New York, NY – Over two dozen convicted criminals – including 22 immigrants and four murderers – were granted clemency by New York Governor Andrew Cuomo on Monday.
“It’s a good way to start the year,” City University of New York School of Law professor Steve Zeidman told The New York Times. “These are wonderful people. There are more people who will be productive on the outside.”
Cuomo granted clemency to 29 convicts on Monday, an overwhelming number of whom were immigrants facing possible deportation, the New York Post reported.
Immigrants who are legal residents generally get deported after being convicted of serious crimes. The governor's action prevents their deportation.
“While President Trump shuts down the federal government over his obsession with keeping immigrants out, New York stands strong in our support for immigrant communities,” Cuomo said in a statement.
“These actions will help keep immigrant families together and take a critical step toward a more just, more fair and more compassionate New York,” he added.
During the summer of 2018, Cuomo also pardoned eight other immigrants who were facing deportation, the New York Times reported.
Some of the individuals he conditionally pardoned have already been arrested for new offenses, according to the paper.
“Every recipient is in good standing, having given back to their communities and families in a variety of ways, and having demonstrated a substantial period of crime-free, good citizenship,” Cuomo said of those he opted to pardon on Monday.
Zeidman assisted three of the felons with their applications for commutations, including 49-year-old convicted killer Roy Bolus, The New York Times reported.
Bolus and his co-defendant, 49-year-old Alphonso Riley-James, were convicted of murder, robbery, criminal possession of weapons, and burglary for their involvement in a drug deal that left two men dead, the Times Union reported.
Bolus and Riley-James were 18 years old when they traveled to Albany with four other men and broke into an apartment, The Syracuse Post-Standard reported at the time.
The crew then forced 20-year-old William Patterson and 21-year-old George Jones Mosley onto the floor, and another member of the group executed Patterson and Mosley with a bullet to the head.
The crew was also accused of attempting to execute a woman inside the apartment, but the gun jammed, sparing her life.
Police later located they hysterical woman on the roof of the complex, and took her to a psychiatric center.
Another man was wounded by the attackers as he fled from the apartment.

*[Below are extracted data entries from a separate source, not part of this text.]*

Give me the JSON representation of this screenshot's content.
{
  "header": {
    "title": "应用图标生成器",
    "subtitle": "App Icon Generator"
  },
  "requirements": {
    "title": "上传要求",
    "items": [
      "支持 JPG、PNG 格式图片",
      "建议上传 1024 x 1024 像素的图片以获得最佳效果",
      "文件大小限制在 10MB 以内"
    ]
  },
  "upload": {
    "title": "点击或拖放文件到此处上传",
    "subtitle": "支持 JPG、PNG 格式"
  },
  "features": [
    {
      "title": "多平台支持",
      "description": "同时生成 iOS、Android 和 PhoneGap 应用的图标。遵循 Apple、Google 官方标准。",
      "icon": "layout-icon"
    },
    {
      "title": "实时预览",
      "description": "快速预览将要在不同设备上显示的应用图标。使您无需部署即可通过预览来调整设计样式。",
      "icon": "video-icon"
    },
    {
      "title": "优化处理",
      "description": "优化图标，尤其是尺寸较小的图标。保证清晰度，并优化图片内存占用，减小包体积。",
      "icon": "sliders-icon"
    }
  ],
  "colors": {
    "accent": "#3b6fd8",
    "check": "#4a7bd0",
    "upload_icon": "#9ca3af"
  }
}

Bolus was sentenced to 75 years to life, and Riley-James was sentenced to 50 years to life. Both of them are decades away from being eligible for parole, the Times Union reported.
While in prison, Bolus completed a bachelor’s degree, two master’s degrees, and is working on his PhD.

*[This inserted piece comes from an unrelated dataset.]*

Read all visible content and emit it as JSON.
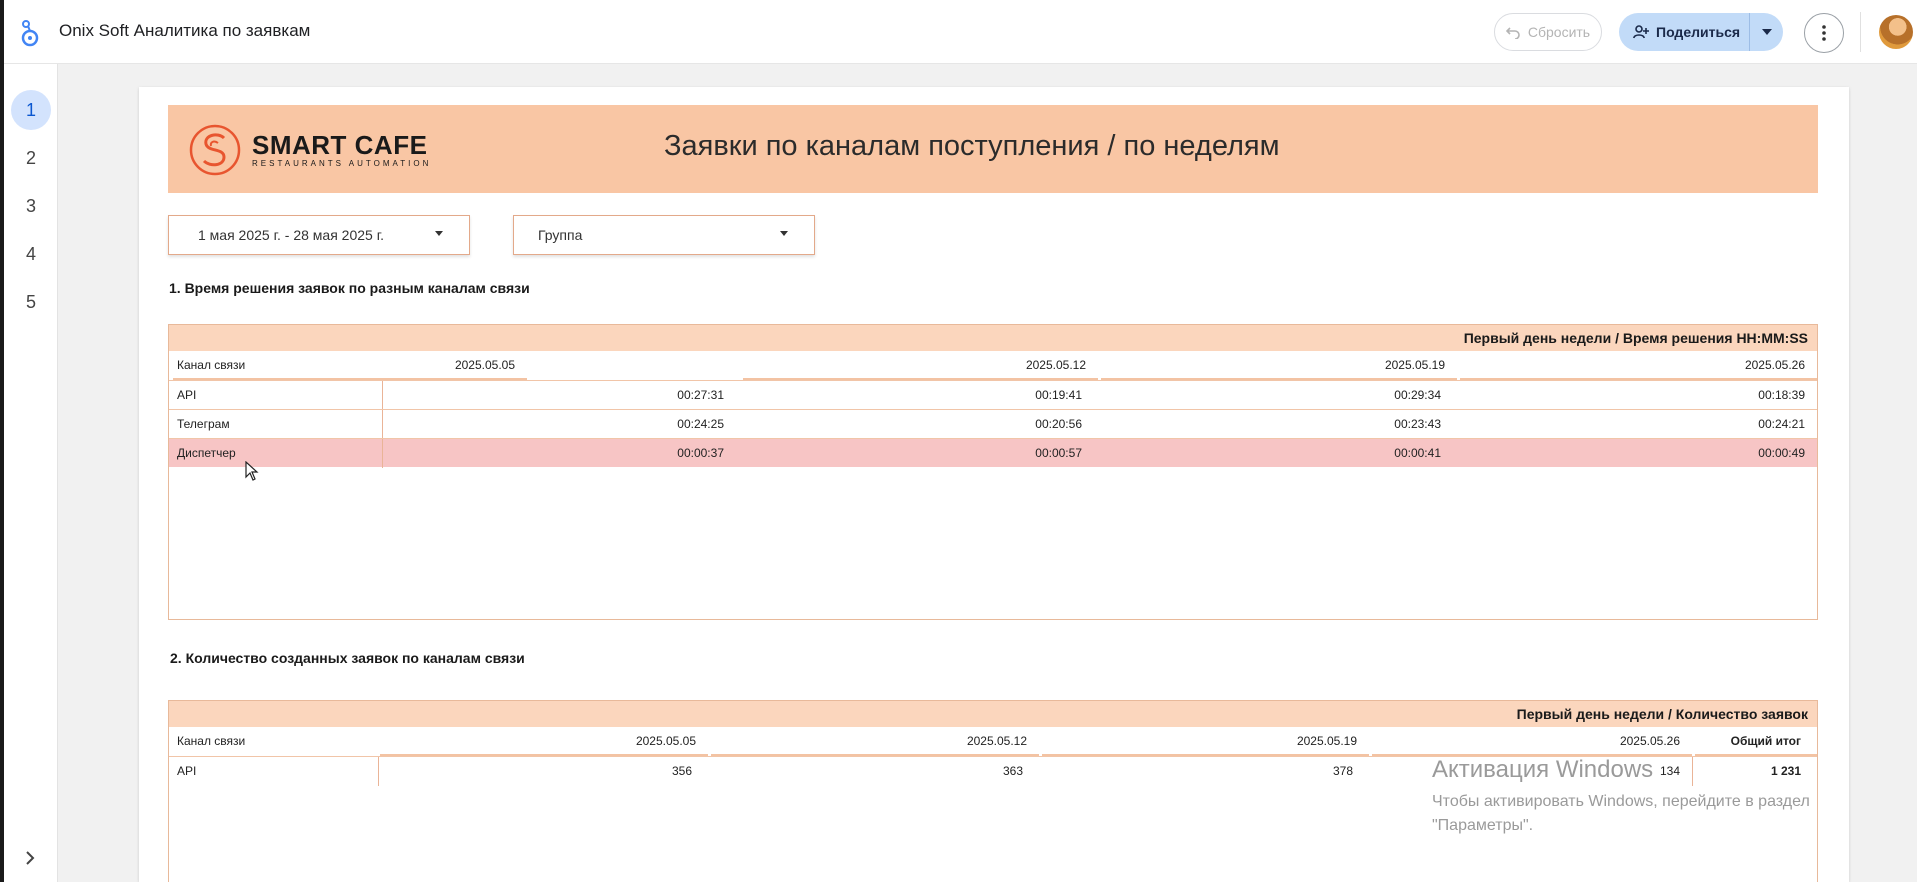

“You meet him and say, ‘Why is this man in prison after 30 years for a crime he committed when he was 18?’” Zeidman told The New York Times.
Riley-James also completed a bachelor’s degree while sitting in prison, and has received a paralegal certificate as well.

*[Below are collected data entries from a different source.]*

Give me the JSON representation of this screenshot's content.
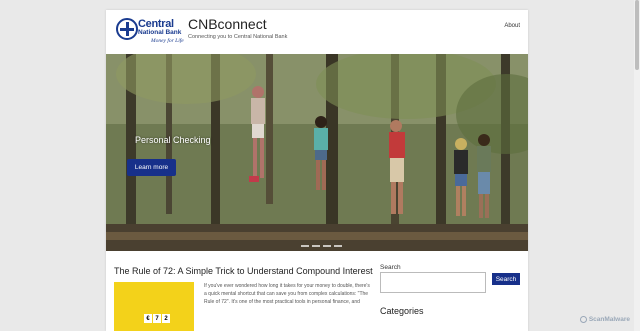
{
  "header": {
    "logo": {
      "word1": "Central",
      "word2": "National Bank",
      "tagline": "Money for Life"
    },
    "site_title": "CNBconnect",
    "site_description": "Connecting you to Central National Bank",
    "nav": {
      "about": "About"
    }
  },
  "hero": {
    "caption": "Personal Checking",
    "button_label": "Learn more",
    "slide_count": 4
  },
  "post": {
    "title": "The Rule of 72: A Simple Trick to Understand Compound Interest",
    "excerpt": "If you've ever wondered how long it takes for your money to double, there's a quick mental shortcut that can save you from complex calculations: \"The Rule of 72\". It's one of the most practical tools in personal finance, and",
    "thumbnail_blocks": [
      "€",
      "7",
      "2"
    ]
  },
  "sidebar": {
    "search_label": "Search",
    "search_button": "Search",
    "search_value": "",
    "categories_heading": "Categories"
  },
  "watermark": "ScanMalware",
  "colors": {
    "accent": "#17308a",
    "logo_blue": "#1a3b8f",
    "thumb_yellow": "#f3d21a"
  }
}
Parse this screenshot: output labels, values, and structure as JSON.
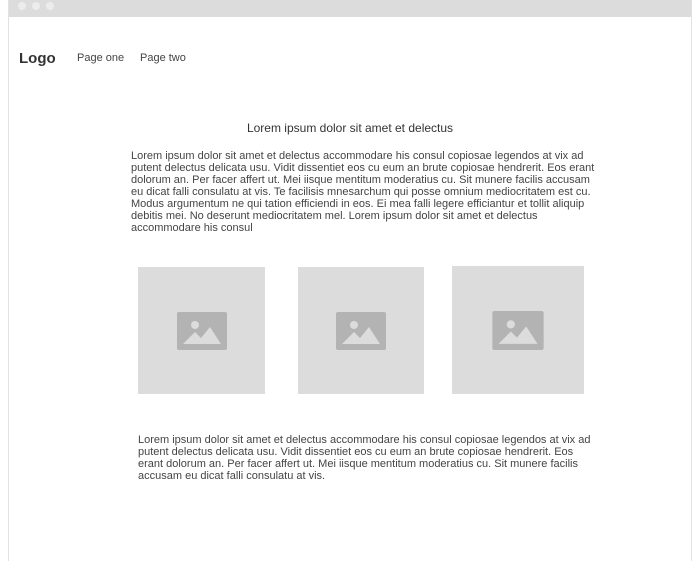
{
  "nav": {
    "logo": "Logo",
    "links": [
      "Page one",
      "Page two"
    ]
  },
  "content": {
    "heading": "Lorem ipsum dolor sit amet et delectus",
    "paragraph1": "Lorem ipsum dolor sit amet et delectus accommodare his consul copiosae legendos at vix ad putent delectus delicata usu. Vidit dissentiet eos cu eum an brute copiosae hendrerit. Eos erant dolorum an. Per facer affert ut. Mei iisque mentitum moderatius cu. Sit munere facilis accusam eu dicat falli consulatu at vis. Te facilisis mnesarchum qui posse omnium mediocritatem est cu. Modus argumentum ne qui tation efficiendi in eos. Ei mea falli legere efficiantur et tollit aliquip debitis mei. No deserunt mediocritatem mel. Lorem ipsum dolor sit amet et delectus accommodare his consul",
    "paragraph2": "Lorem ipsum dolor sit amet et delectus accommodare his consul copiosae legendos at vix ad putent delectus delicata usu. Vidit dissentiet eos cu eum an brute copiosae hendrerit. Eos erant dolorum an. Per facer affert ut. Mei iisque mentitum moderatius cu. Sit munere facilis accusam eu dicat falli consulatu at vis.",
    "images": [
      "image-icon",
      "image-icon",
      "image-icon"
    ]
  },
  "colors": {
    "placeholder_bg": "#dcdcdc",
    "icon_fill": "#b3b3b3",
    "titlebar": "#dcdcdc"
  }
}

Taking classes in prison doesn't bring back their victims.
“As extraordinary as they are, there are countless others like them,” Zeidman told the Times Union. “They hope that their release is the start of a trend, that it opens the spigot, so to speak. It’s a wonderful start, but it’s just a start.”
Cuomo also commuted the sentence of 42-year-old convicted murderer Dennis Woodbine, who fired a gun at a group of thieves in 1998 and fatally struck a bystander, the New York Post reported.
Woodbine was 19 years old at the time, and has since received a bachelor’s degree during his prison stay.
Cuomo commuted the sentence of 38-year-old convict Michael Crawford, who was two decades into his 22-year sentence for the 1999 shooting death of a man who stole concert tickets from him, the New York Post reported.
Commutations were also doled out to three other inmates convicted of weapons possession or robbery.
"For a society to be just, then justice must be tempered with mercy,” Department of Corrections and Community Supervision Acting Commissioner Anthony Annucci said in the governor’s press release.
“With these grants of clemency, Governor Cuomo has again demonstrated why New York is a beacon for hope and enlightenment,” Annucci added.
New York Secretary of State Rossana Rosado concurred, and declared that Cuomo’s “mercy” would help to “build a stronger and hopeful future for everyone.”
“I am proud that Governor Cuomo is making New York State a place where we have the chance to earn mercy,” Rosado said.
Cuomo’s statement did not make any reference to the potential impact that the convicted felons’ pardons and commutations might have on their victims or the victims’ family members.